- Directed by: Lian Li
- Written by: Lian Li
- Production companies: Zhejiang Versatile Media DuArt Film and Video
- Running time: 82 minutes
- Country: China
- Languages: Chinese English
- Budget: RMB100 million

= Bunta Trilogy =

Chinese animated film

The Bunta Trilogy (《昆塔》 (Kūntǎ)) is a Chinese animated film series by Zhejiang Versatile Media. The first movie opened in theaters in China on August 2, 2013. The sequels are currently still in development.

== Plot ==
In the first Bunta movie, which takes place on a faraway planet the size of a peanut, teenage boy Boca goes on a journey to search for Bunta, a legendary cactus plant that may save his community from an impending food crisis. Though wanting to do it by himself as a hero would, he is accompanied by a younger boy named Neepop, who is also his big admirer. The two travel further and further away from home, befriending Wishstick Mountain's Princess Gaga, who joins their cause after an intense fight with a super villain from the Lizard Valley.

== Production ==
Miniature effects were used to produce the first Bunta movie in 3D, coupled with the proprietary technology "Kmoke 9-Axis Automated Frame-by-Frame Synchronizing Technology for Virtual and Physical Cameras" developed by Zhejiang Versatile Media.
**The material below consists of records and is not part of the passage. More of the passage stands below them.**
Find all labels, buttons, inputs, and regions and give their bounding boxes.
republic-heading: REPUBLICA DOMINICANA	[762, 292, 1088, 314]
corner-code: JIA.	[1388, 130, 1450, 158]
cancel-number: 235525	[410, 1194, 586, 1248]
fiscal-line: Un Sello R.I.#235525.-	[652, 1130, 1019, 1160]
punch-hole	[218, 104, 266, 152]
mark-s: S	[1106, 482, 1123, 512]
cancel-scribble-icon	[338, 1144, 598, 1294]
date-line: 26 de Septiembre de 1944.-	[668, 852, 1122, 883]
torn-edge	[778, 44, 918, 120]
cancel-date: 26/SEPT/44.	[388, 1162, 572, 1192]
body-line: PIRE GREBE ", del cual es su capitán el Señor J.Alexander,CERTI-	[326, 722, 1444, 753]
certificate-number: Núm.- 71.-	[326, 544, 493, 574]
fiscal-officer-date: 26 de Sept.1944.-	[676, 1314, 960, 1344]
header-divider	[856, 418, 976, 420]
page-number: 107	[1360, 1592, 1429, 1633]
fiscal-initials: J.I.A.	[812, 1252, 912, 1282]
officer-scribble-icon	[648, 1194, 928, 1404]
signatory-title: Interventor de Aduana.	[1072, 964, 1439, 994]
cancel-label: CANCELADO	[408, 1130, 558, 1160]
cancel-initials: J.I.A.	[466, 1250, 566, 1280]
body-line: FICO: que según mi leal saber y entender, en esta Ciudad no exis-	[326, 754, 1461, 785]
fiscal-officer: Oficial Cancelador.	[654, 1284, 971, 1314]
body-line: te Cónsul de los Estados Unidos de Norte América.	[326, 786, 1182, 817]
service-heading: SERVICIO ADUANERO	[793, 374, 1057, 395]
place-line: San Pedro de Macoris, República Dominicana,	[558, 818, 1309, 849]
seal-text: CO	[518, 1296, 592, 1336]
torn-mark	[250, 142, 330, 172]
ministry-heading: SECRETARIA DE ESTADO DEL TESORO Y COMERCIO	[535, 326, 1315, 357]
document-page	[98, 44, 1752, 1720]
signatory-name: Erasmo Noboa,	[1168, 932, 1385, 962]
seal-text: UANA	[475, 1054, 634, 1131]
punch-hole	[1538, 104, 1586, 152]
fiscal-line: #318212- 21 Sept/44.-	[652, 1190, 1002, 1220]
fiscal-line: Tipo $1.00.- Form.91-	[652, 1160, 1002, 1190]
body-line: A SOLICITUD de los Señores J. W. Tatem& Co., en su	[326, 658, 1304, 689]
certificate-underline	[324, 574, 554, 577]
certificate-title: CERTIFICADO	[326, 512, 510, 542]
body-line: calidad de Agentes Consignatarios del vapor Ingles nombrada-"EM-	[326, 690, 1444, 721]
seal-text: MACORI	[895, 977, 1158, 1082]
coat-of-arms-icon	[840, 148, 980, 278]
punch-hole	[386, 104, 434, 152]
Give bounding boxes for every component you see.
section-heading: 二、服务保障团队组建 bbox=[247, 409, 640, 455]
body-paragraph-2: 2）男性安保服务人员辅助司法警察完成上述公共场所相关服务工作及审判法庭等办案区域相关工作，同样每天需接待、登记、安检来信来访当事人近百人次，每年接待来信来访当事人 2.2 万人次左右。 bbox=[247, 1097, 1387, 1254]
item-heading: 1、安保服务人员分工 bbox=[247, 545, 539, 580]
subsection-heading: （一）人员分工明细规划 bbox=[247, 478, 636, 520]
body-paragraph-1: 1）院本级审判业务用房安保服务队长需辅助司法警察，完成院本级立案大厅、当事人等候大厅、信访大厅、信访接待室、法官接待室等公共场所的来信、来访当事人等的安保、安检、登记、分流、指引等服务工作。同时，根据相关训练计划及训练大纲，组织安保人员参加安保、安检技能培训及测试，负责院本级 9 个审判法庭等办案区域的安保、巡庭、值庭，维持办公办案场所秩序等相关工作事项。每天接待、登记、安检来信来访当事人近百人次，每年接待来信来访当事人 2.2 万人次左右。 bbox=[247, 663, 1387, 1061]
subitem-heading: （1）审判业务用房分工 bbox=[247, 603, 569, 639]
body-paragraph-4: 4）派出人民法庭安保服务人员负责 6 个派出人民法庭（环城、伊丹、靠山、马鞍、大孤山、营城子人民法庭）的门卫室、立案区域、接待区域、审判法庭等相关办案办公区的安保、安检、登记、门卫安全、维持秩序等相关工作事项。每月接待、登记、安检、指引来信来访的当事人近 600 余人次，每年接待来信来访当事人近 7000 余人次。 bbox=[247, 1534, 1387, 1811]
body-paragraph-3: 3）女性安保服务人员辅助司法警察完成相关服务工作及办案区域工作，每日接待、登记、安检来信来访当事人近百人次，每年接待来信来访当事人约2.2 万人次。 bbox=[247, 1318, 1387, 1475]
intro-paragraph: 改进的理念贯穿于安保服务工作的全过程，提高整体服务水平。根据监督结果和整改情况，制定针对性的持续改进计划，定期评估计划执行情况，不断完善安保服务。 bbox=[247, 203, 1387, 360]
The precision level of this synchronization system goes down to micrometers.

6,700 AliCloud computers were used to perform the final rendering for the 82-minute feature, the first of its kind in China.

DuArt Film and Video was hired to "adapt the script, audition talent, record voices, score the whole film, create the entire sound design" for the first movie.